We’re back from holiday and it’s almost October. Though sitting on the beach and driving through olive groves in Greece is fun, I’m happy to be home and at the pizzeria. I am always excited to revisit my cook books and see if there is something new that we can introduce at Spacca Napoli. I want to introduce to you two new specials that we will run for the next couple of weeks. Minestra Maritata is one and is a special treat, perfect for autumn weather. A minestra, not a zuppa, it predates the tomato. The recipe can be found in Arthur Schwartz’s Naples at Table. Arthur notes that it comes from a time when the Campanians were still known as "mangiafogli" which means leaf eaters. A fun read is Arthur’s discussion of minestra as a word and concept to define in English. The Maritata is a marriage, a loving, poetic embrace between a meaty broth and leafy vegetables. Prosciutto, pork loin, salami, pancetta and soppressata are long simmered with a bouquet of fresh rosemary, sage, thyme and parsley. The meats are taken out, finely chopped and the soup is strained. Kale, broccoli rabe (rapini), escarole, curly endive and savoy cabbage are coarsely chopped and added into the soup, along with the meats, and the rich, velvety, clarified broth is then topped with pecorino and our hot red pepper oil.

This minestra has brought back memories for many of the Italians who have tried our Maritata. Truly a hearty dish, every home had its own particular version. It reminds me of food writer Pat Bruno’s discussion of the joys of Italian food and how the making of a recipe is greatly influenced by the one who makes it. When traveling through Greece, Ginny was always quick to taste the local moussaka. A traditional dish, consisting of lamb or beef, eggplant, potatoes, tomatoes, a cream sauce and spices, no one moussaka tasted like the other, and each was served with a sense of familial pride.

Reaching back to antiquity, our second special is a pizza with lardo. A cured pork fat, it is considered a delicacy by many.


I first experienced lardo while in Zibello, on the banks of the Po River in northern Italy, during a trip with members of Accademia Barilla. There we sampled culatello, lardo, and other salumi. Zibello is famous for its cullotello, which comes from the leg of an adult hog and goes through a special curing process; Zibello’s micro climate lending itself favorably for the curing of this particular cut of pig. See – Foods: Culatello di Zibello for more on the subject.


Way back when, the earliest of flat breads were flavored only with oil and herbs – not with tomatoes and cheese. Our “Allardiato,” consists of mild, creamy, thin ribbons of lardo with pecorino cheese and basil.

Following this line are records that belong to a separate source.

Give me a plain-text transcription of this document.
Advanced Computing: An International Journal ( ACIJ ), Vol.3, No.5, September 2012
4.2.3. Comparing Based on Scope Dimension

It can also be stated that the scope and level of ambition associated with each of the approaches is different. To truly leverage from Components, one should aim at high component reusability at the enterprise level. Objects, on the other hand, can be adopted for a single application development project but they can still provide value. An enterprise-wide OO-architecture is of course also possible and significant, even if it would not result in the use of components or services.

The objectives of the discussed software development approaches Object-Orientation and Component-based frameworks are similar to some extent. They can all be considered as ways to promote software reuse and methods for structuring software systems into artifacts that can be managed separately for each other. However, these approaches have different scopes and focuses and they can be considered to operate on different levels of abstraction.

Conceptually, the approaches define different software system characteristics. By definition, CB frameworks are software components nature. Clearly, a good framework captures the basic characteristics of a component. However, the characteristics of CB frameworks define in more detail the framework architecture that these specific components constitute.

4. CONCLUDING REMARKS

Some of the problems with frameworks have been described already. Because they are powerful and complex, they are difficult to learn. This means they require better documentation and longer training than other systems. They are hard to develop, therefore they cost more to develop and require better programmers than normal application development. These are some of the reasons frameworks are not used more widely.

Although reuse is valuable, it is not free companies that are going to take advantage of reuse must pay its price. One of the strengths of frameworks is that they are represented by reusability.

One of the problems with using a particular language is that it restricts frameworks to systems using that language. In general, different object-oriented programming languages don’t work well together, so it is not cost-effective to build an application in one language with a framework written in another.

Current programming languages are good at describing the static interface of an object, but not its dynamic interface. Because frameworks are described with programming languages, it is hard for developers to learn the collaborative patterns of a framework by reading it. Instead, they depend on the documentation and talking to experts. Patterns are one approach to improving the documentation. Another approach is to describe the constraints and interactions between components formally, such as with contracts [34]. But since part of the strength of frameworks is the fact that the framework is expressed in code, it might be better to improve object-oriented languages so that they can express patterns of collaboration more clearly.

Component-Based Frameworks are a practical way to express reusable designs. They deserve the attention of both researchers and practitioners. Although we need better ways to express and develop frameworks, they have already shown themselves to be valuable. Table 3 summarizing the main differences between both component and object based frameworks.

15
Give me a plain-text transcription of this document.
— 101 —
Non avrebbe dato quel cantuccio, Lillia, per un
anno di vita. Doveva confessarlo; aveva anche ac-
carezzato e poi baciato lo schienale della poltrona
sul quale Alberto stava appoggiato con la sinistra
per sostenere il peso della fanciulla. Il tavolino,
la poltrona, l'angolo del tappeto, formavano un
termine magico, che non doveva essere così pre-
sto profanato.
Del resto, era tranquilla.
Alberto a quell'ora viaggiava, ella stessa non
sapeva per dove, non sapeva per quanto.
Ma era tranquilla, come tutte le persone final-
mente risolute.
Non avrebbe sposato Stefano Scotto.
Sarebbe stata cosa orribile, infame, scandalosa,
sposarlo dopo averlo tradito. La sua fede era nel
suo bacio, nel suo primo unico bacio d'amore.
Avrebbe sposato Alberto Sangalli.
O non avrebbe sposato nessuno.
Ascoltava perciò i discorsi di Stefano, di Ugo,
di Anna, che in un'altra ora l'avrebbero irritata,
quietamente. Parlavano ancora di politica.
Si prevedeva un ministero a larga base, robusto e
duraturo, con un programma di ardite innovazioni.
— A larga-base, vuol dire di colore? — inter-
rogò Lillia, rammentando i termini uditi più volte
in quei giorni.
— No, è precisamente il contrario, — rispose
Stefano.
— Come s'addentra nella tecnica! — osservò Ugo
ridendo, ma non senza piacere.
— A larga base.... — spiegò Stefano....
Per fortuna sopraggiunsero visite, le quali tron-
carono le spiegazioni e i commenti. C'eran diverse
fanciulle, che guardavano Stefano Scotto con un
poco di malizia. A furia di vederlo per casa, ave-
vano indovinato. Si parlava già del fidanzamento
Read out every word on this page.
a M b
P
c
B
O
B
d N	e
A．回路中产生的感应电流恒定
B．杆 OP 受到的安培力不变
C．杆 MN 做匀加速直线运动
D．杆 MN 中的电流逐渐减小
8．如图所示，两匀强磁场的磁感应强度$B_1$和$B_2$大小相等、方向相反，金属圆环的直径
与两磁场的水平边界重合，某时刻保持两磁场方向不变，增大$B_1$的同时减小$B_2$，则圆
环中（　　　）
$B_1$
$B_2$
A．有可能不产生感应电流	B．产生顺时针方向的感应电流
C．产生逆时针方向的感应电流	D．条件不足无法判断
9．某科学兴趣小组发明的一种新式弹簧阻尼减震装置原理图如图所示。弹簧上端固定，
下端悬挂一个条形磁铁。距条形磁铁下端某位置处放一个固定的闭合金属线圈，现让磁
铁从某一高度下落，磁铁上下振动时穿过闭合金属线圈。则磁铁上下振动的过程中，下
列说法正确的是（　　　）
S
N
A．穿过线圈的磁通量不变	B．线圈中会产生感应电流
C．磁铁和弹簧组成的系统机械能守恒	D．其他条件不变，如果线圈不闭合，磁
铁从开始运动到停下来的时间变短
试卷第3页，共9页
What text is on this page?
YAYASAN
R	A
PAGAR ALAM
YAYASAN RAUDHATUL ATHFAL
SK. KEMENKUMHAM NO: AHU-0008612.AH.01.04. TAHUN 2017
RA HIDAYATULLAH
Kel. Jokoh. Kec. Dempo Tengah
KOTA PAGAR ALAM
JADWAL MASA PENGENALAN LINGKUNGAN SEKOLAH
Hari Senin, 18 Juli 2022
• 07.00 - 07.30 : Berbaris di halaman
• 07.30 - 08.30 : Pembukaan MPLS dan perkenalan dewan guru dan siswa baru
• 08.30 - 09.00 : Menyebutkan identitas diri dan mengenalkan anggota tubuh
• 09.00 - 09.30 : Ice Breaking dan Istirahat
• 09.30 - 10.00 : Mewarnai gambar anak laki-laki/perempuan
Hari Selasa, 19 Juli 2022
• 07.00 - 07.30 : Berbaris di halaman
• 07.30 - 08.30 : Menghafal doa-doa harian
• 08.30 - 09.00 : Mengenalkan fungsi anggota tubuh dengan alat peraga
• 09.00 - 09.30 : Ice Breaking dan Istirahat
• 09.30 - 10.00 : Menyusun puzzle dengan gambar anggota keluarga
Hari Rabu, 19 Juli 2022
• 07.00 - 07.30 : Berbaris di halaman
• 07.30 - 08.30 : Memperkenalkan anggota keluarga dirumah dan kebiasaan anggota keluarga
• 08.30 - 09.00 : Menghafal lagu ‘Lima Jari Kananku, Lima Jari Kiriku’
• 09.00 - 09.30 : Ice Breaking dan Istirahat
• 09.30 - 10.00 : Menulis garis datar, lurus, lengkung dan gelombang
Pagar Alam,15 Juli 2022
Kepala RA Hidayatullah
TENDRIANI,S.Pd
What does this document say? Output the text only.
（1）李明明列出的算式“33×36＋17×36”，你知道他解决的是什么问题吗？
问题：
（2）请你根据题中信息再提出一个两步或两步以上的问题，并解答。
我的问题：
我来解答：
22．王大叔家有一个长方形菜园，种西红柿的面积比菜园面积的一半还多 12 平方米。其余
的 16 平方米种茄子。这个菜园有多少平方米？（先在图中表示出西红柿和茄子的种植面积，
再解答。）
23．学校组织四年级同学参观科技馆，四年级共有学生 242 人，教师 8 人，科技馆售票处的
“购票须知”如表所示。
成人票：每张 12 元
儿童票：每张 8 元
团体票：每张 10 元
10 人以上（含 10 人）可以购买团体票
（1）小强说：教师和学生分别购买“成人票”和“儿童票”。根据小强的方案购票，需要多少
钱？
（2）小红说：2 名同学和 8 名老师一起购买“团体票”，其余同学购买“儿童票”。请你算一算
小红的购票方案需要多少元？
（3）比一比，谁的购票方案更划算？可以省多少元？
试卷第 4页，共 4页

The taste is something unique and amazing.


We have also begun to play with our wine list. I am now trying to introduce wines that are more particular to pizza and not only representative of the south of Italy. Be on the look out for new Nero d’Avolas, a new Montepulciano di Abruzzo, whites from Puglia, and reds and rosatos from Sardegna.

Last but definitely not least, we are having fun with Nutella! Though a surprise to some, this sweet dessert can be found as a dolce in many a pizzeria a Napoli.